Discuss the salient features & objectives of the National Health Policy 2017.
Model Answer Structure:
- Overarching goal: Universal Health Coverage as the central policy objective.
- Financing target: 2.5% of GDP public health expenditure by 2025.
- Primary-care vision: HWCs as the platform for Comprehensive Primary Health Care, later realised via Ayushman Bharat.
- Preventive-promotive emphasis: shift from a purely curative orientation toward prevention & health promotion.
- Strategic purchasing: explicit endorsement of purchasing secondary/tertiary services from the private sector where public capacity is inadequate.
- Conclusion: NHP 2017 represents a maturation from the primary-care-only vision of NHP 1983 toward a comprehensive, financing-linked UHC roadmap.
Discuss the "double burden of disease" challenge facing India's health system & its policy implications.
Model Answer Structure:
- Define the double burden: simultaneous persistence of communicable diseases (TB, vector-borne) alongside a rapidly rising non-communicable disease load (diabetes, cardiovascular, cancer).
- Cause: epidemiological transition occurring faster than health-system adaptation, driven by lifestyle change, urbanisation & ageing.
- Infrastructure implication: requires simultaneous investment in both infectious-disease control programmes & NCD-screening/chronic-care capacity.
- HWC role: Ayushman Arogya Mandirs' NCD-screening mandate is a direct policy response to this dual burden.
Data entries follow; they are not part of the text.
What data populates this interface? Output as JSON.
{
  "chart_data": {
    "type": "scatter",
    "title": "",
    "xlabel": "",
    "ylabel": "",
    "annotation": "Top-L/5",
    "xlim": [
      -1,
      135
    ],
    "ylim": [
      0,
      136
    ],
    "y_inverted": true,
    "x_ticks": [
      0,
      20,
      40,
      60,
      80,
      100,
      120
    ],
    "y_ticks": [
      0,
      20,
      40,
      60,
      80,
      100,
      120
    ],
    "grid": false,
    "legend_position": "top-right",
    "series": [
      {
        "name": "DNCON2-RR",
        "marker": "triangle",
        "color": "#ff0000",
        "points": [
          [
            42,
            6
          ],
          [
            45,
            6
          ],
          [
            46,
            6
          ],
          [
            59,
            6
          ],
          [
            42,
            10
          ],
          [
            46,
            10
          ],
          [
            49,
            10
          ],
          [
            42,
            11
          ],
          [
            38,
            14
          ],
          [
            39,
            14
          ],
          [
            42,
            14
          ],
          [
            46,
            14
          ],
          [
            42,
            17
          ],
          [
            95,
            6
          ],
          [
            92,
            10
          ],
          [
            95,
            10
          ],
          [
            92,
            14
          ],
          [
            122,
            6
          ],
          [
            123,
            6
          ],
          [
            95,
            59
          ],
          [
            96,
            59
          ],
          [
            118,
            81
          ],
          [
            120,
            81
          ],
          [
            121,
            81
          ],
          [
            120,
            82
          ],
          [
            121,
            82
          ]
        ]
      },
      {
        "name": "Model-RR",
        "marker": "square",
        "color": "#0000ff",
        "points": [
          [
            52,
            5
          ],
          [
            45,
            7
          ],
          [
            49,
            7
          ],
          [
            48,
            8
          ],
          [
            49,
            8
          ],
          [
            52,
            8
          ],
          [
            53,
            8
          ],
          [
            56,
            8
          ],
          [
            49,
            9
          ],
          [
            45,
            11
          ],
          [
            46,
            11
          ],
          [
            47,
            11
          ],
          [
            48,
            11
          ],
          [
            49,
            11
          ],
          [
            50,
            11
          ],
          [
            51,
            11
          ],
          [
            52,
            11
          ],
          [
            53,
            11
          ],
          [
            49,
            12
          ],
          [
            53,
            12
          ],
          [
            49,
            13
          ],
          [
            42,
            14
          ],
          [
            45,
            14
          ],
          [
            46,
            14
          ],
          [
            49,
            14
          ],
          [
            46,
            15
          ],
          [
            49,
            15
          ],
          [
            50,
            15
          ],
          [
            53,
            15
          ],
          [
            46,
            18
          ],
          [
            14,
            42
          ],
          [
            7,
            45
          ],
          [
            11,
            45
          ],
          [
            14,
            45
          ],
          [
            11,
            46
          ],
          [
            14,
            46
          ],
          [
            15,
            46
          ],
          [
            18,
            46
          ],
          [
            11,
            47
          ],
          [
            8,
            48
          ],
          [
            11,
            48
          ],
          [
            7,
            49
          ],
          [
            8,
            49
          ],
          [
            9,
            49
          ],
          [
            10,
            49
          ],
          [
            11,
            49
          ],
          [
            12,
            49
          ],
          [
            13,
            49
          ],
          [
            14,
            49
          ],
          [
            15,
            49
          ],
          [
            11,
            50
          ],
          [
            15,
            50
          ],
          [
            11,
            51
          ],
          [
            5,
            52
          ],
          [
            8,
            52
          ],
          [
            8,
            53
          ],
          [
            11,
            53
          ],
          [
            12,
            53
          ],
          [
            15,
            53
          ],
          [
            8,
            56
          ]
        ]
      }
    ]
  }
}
- Workforce implication: demands both public-health specialists & a growing base of chronic-disease-management trained personnel.
- Conclusion: health-system planning must explicitly budget for both disease categories concurrently, not sequentially.
15.Revision Box — 15-Point Recap
- Health = State List subject (Entry 6); population control = Concurrent List (Entry 20A); Article 47 = DPSP anchor; Article 21 read to include right to health.
- 3 National Health Policies: 1983 (PHC-focused), 2002 (PPP introduced), 2017 (UHC goal, 2.5% GDP target by 2025).
- National Health Mission (2013) = NRHM (2005) + NUHM merger; ASHA workers are the key community interface (WHO Global Health Leaders Award, 2022).
- Ayushman Bharat (2018) has 2 pillars: HWC/Arogya Mandir (primary care) + PM-JAY (hospitalisation insurance).
- PM-JAY: ₹5 lakh cover/family/year, ~12 crore families (SECC 2011-based), cashless, portable, no family-size/age/gender cap.
- PM-JAY expanded to cover all citizens 70+ regardless of income, from 2024.
- UHC's 3 WHO dimensions: population coverage, service coverage, financial protection — SDG target 3.8.
- High Out-of-Pocket Expenditure (OOPE) remains India's core health-financing challenge.
- PPP in health: strategic purchasing (dialysis programme) & PM-JAY private-hospital empanelment.
- Mental Healthcare Act, 2017: decriminalised suicide attempts, rights-based mental healthcare access, insurance parity.
- NMHP (since 1982) funds District Mental Health Programme; Tele-MANAS (2022) is the 24/7 tele-mental-health helpline.
- Maternal-child schemes: JSY, JSSK, PMSMA, Intensified Mission Indradhanush, LaQshya, POSHAN 2.0.
- Key challenges: low public spending, HR shortage, double burden of disease, regional disparity, fragmented data.
- Ayushman Bharat Digital Mission (ABDM): ABHA health-ID crossed 70 crore+ registrations.
- Paschim Banga Khet Mazdoor Samity (1996): SC ruling establishing emergency-care as an Article 21 obligation.